Courtenay Mayor Bob Wells said up to 20 people could stay in the centre as long as the site meets fire-inspection requirements. Wells said the location, which is seven kilometres south of the city, might be best suited to those currently sleeping in their vehicles.

The lack of warm, dry shelter in the Comox Valley has driven some into desperate situations.

A Courtenay man sheltering in a commercial recycling bin with his dog was deposited into the back of an Emterra recycling truck in the early hours of Oct. 27 and had to be extricated by firefighters, Wells said.

Fortunately, the man did not sustain life-threatening injuries, but the incident highlights the need for more shelter space in the region, he said.

“Here we have an individual — who is somebody’s family member, somebody’s friend — who is really on hard times and was trying to find a place to stay warm and dry,” Wells said. “As we move into our winter months, those are two things that are becoming more and more difficult.”

Faith-based groups that have provided shelter spaces in past years have found it challenging to balance the demands of running a shelter with their own programs and services, Wells said.

“It’s asking a lot to have an organization stop what its mandate is, or what programming they’re offering to the community, for long periods of time.”

Wells said the search for downtown shelter locations with 1,500-square-feet of available space and built-in bathrooms continues. “We’ve had developers and business owners work with us on solutions that might help us in the future, but unfortunately, a lot of those are really difficult to get up and running within the next three or four months.”

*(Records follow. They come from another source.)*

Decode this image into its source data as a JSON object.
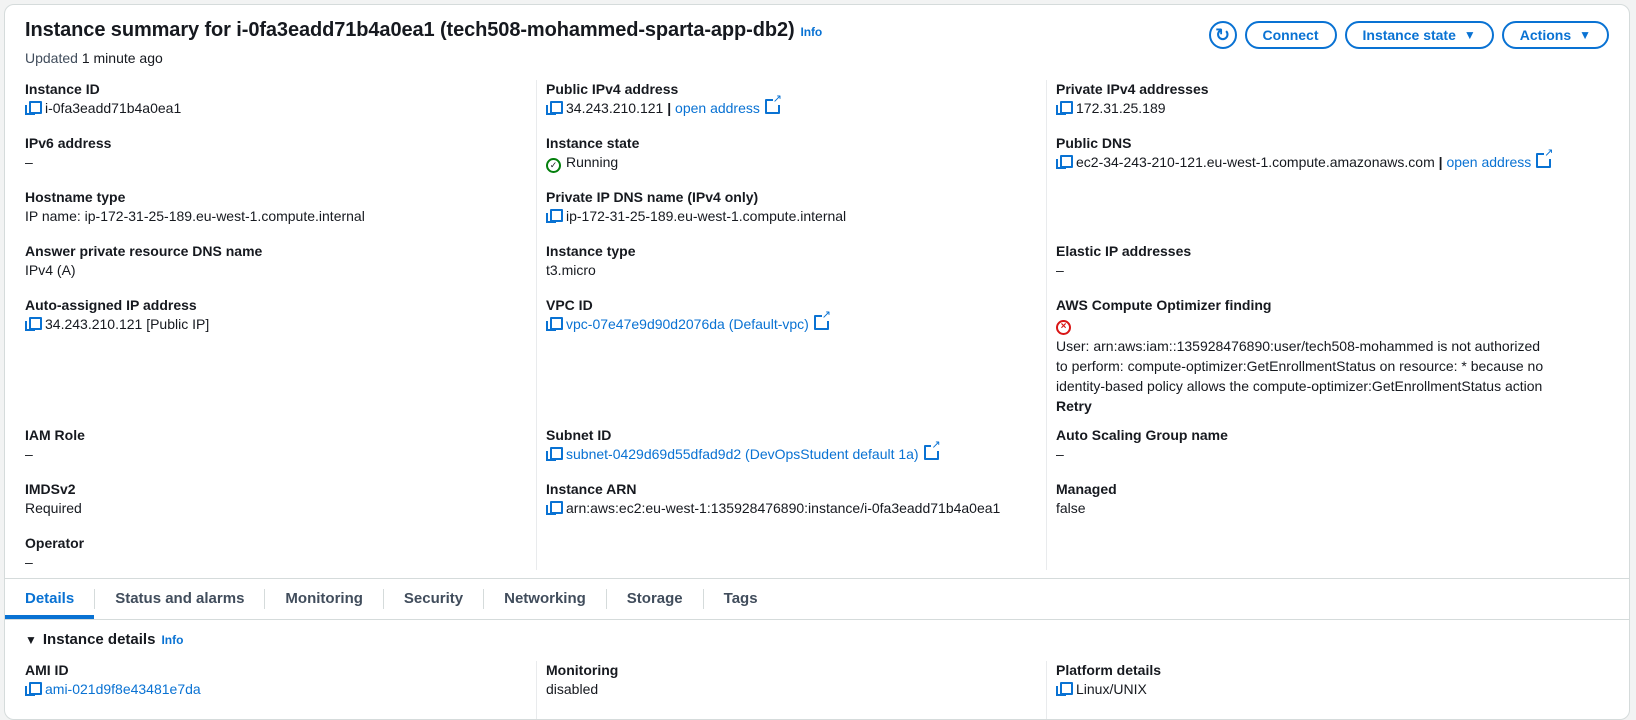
{
  "header": {
    "title": "Instance summary for i-0fa3eadd71b4a0ea1 (tech508-mohammed-sparta-app-db2)",
    "info": "Info",
    "updated_prefix": "Updated",
    "updated_time": "1 minute ago",
    "buttons": {
      "connect": "Connect",
      "instance_state": "Instance state",
      "actions": "Actions"
    }
  },
  "fields": {
    "instance_id": {
      "label": "Instance ID",
      "value": "i-0fa3eadd71b4a0ea1"
    },
    "ipv6": {
      "label": "IPv6 address",
      "value": "–"
    },
    "hostname_type": {
      "label": "Hostname type",
      "value": "IP name: ip-172-31-25-189.eu-west-1.compute.internal"
    },
    "answer_dns": {
      "label": "Answer private resource DNS name",
      "value": "IPv4 (A)"
    },
    "auto_ip": {
      "label": "Auto-assigned IP address",
      "value": "34.243.210.121 [Public IP]"
    },
    "iam_role": {
      "label": "IAM Role",
      "value": "–"
    },
    "imdsv2": {
      "label": "IMDSv2",
      "value": "Required"
    },
    "operator": {
      "label": "Operator",
      "value": "–"
    },
    "public_ipv4": {
      "label": "Public IPv4 address",
      "value": "34.243.210.121",
      "sep": "|",
      "link": "open address"
    },
    "instance_state": {
      "label": "Instance state",
      "value": "Running"
    },
    "private_dns": {
      "label": "Private IP DNS name (IPv4 only)",
      "value": "ip-172-31-25-189.eu-west-1.compute.internal"
    },
    "instance_type": {
      "label": "Instance type",
      "value": "t3.micro"
    },
    "vpc_id": {
      "label": "VPC ID",
      "value": "vpc-07e47e9d90d2076da (Default-vpc)"
    },
    "subnet_id": {
      "label": "Subnet ID",
      "value": "subnet-0429d69d55dfad9d2 (DevOpsStudent default 1a)"
    },
    "instance_arn": {
      "label": "Instance ARN",
      "value": "arn:aws:ec2:eu-west-1:135928476890:instance/i-0fa3eadd71b4a0ea1"
    },
    "private_ipv4": {
      "label": "Private IPv4 addresses",
      "value": "172.31.25.189"
    },
    "public_dns": {
      "label": "Public DNS",
      "value": "ec2-34-243-210-121.eu-west-1.compute.amazonaws.com",
      "sep": "|",
      "link": "open address"
    },
    "elastic_ip": {
      "label": "Elastic IP addresses",
      "value": "–"
    },
    "optimizer": {
      "label": "AWS Compute Optimizer finding",
      "message": "User: arn:aws:iam::135928476890:user/tech508-mohammed is not authorized to perform: compute-optimizer:GetEnrollmentStatus on resource: * because no identity-based policy allows the compute-optimizer:GetEnrollmentStatus action",
      "retry": "Retry"
    },
    "asg_name": {
      "label": "Auto Scaling Group name",
      "value": "–"
    },
    "managed": {
      "label": "Managed",
      "value": "false"
    }
  },
  "tabs": [
    "Details",
    "Status and alarms",
    "Monitoring",
    "Security",
    "Networking",
    "Storage",
    "Tags"
  ],
  "details": {
    "title": "Instance details",
    "info": "Info",
    "ami_id": {
      "label": "AMI ID",
      "value": "ami-021d9f8e43481e7da"
    },
    "monitoring": {
      "label": "Monitoring",
      "value": "disabled"
    },
    "platform": {
      "label": "Platform details",
      "value": "Linux/UNIX"
    }
  },
  "colors": {
    "link": "#0972d3",
    "running": "#037f0c",
    "error": "#d91515"
  }
}
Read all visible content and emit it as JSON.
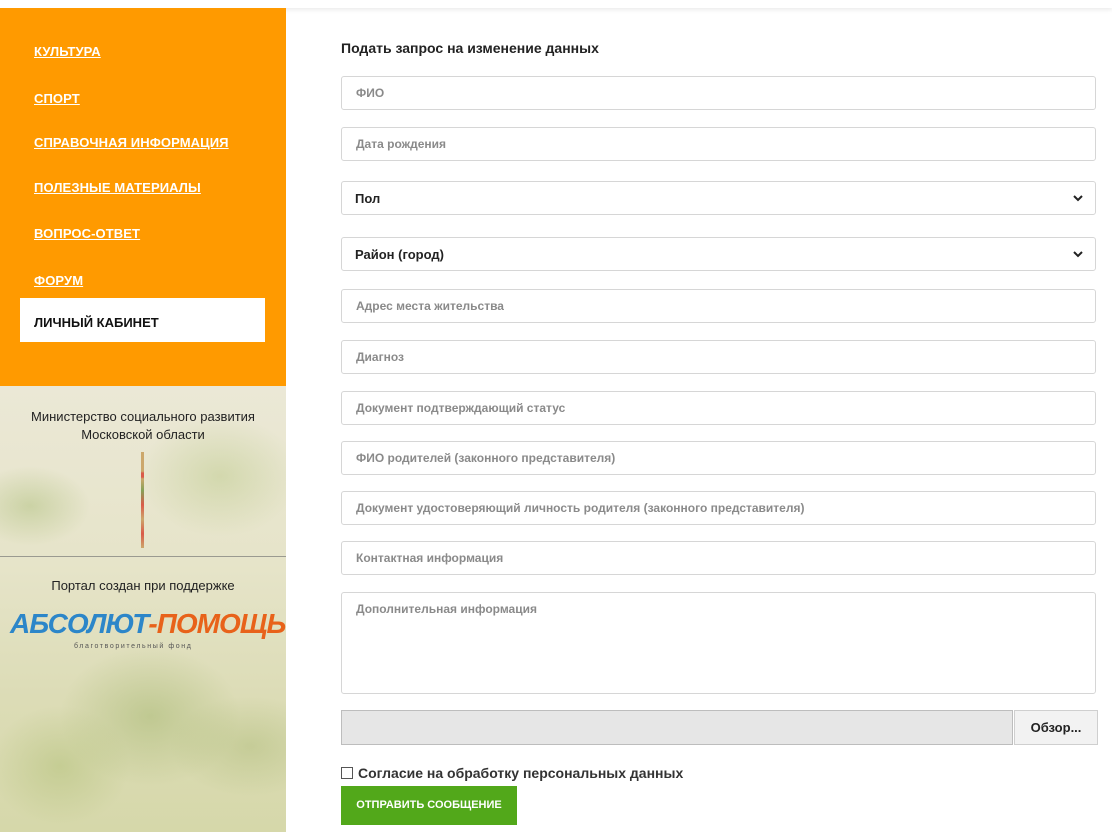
{
  "sidebar": {
    "nav": [
      {
        "label": "КУЛЬТУРА"
      },
      {
        "label": "СПОРТ"
      },
      {
        "label": "СПРАВОЧНАЯ ИНФОРМАЦИЯ"
      },
      {
        "label": "ПОЛЕЗНЫЕ МАТЕРИАЛЫ"
      },
      {
        "label": "ВОПРОС-ОТВЕТ"
      },
      {
        "label": "ФОРУМ"
      }
    ],
    "active_item": "ЛИЧНЫЙ КАБИНЕТ",
    "ministry_line1": "Министерство социального развития",
    "ministry_line2": "Московской области",
    "support_text": "Портал создан при поддержке",
    "logo_part1": "АБСОЛЮТ",
    "logo_dash": "-",
    "logo_part2": "ПОМОЩЬ",
    "logo_sub": "благотворительный фонд",
    "colors": {
      "orange": "#ff9a00",
      "logo_blue": "#2c86c9",
      "logo_orange": "#e8621a"
    }
  },
  "form": {
    "title": "Подать запрос на изменение данных",
    "fio_placeholder": "ФИО",
    "birth_placeholder": "Дата рождения",
    "gender_select": "Пол",
    "district_select": "Район (город)",
    "address_placeholder": "Адрес места жительства",
    "diagnosis_placeholder": "Диагноз",
    "status_doc_placeholder": "Документ подтверждающий статус",
    "parents_placeholder": "ФИО родителей (законного представителя)",
    "parent_doc_placeholder": "Документ удостоверяющий личность родителя (законного представителя)",
    "contact_placeholder": "Контактная информация",
    "extra_placeholder": "Дополнительная информация",
    "browse_label": "Обзор...",
    "consent_label": "Согласие на обработку персональных данных",
    "consent_checked": false,
    "submit_label": "ОТПРАВИТЬ СООБЩЕНИЕ",
    "colors": {
      "submit": "#52a81a"
    }
  }
}
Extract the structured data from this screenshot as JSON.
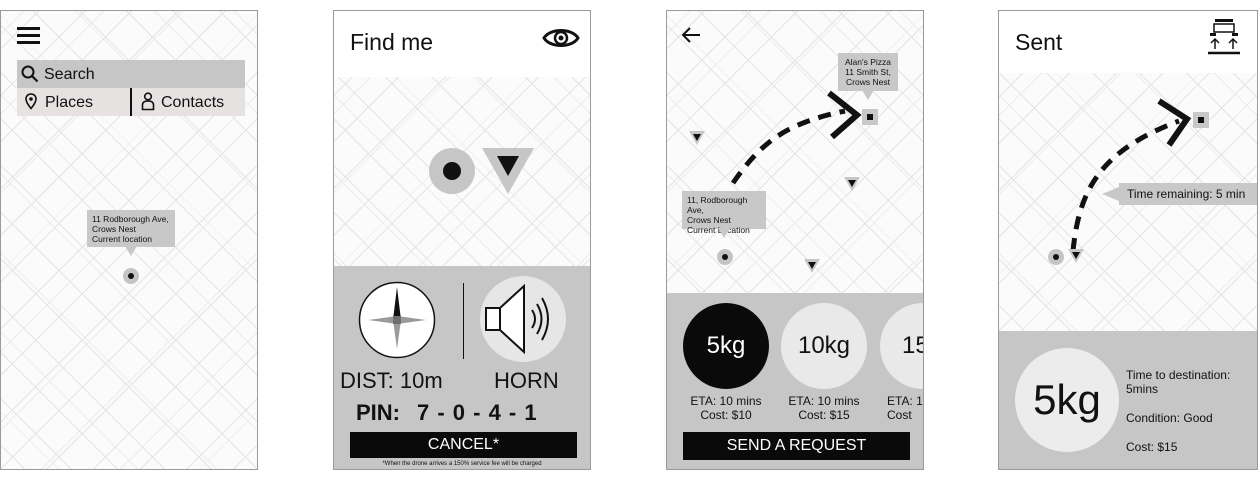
{
  "screen1": {
    "search": "Search",
    "places": "Places",
    "contacts": "Contacts",
    "callout": [
      "11 Rodborough Ave,",
      "Crows Nest",
      "Current location"
    ]
  },
  "screen2": {
    "title": "Find me",
    "dist": "DIST: 10m",
    "horn": "HORN",
    "pin_label": "PIN:",
    "pin_digits": "7 - 0 - 4 - 1",
    "cancel": "CANCEL*",
    "footnote": "*When the drone arrives a 150% service fee will be charged"
  },
  "screen3": {
    "dest_callout": [
      "Alan's Pizza",
      "11 Smith St,",
      "Crows Nest"
    ],
    "loc_callout": [
      "11, Rodborough Ave,",
      "Crows Nest",
      "Current Location"
    ],
    "options": [
      {
        "weight": "5kg",
        "eta": "ETA: 10 mins",
        "cost": "Cost: $10"
      },
      {
        "weight": "10kg",
        "eta": "ETA: 10 mins",
        "cost": "Cost: $15"
      },
      {
        "weight": "15",
        "eta": "ETA: 1(",
        "cost": "Cost"
      }
    ],
    "send": "SEND A REQUEST"
  },
  "screen4": {
    "title": "Sent",
    "time_remaining": "Time remaining: 5 min",
    "weight": "5kg",
    "time_to_dest_label": "Time to destination:",
    "time_to_dest_value": "5mins",
    "condition": "Condition: Good",
    "cost": "Cost: $15"
  }
}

The 2023 Comox Valley point-in-time count, which aims to provide a snapshot of the minimum number of people who are homeless in the community over one 24-hour period, identified 272 people sheltering on the streets, a number that has more than doubled since the start of the pandemic.

More than 80 per cent of those surveyed through the count in March said they have lived in the community for five years or more.

Sabina Acheson, Care-A-Van co-ordinator for the Comox Bay Care Society, said in an email that her mobile outreach team is seeing an increase in medical problems exacerbated by wet and cold conditions for those sheltering outside. Care-A-Van provides free health care and other services to people on the streets of the Comox Valley out of an RV.

The Comox Bay Care Society has tracked a 360 per cent increase in homelessness in the Comox Valley since 2013 and supports 300 to 670 individuals who are homeless or precariously housed in the region at any given time, Acheson said.

In addition to being stigmatized by some members of the community, people are struggling to find places to stay safe and warm, she said. “People living outside have been unresourced, deluged by rain and their belongings stolen or disposed of.”

In addition to offering up its visitor centre, the Comox Valley Regional District has allocated $91,000 toward transportation and security costs that aren’t covered by provincial funding for extreme weather shelters.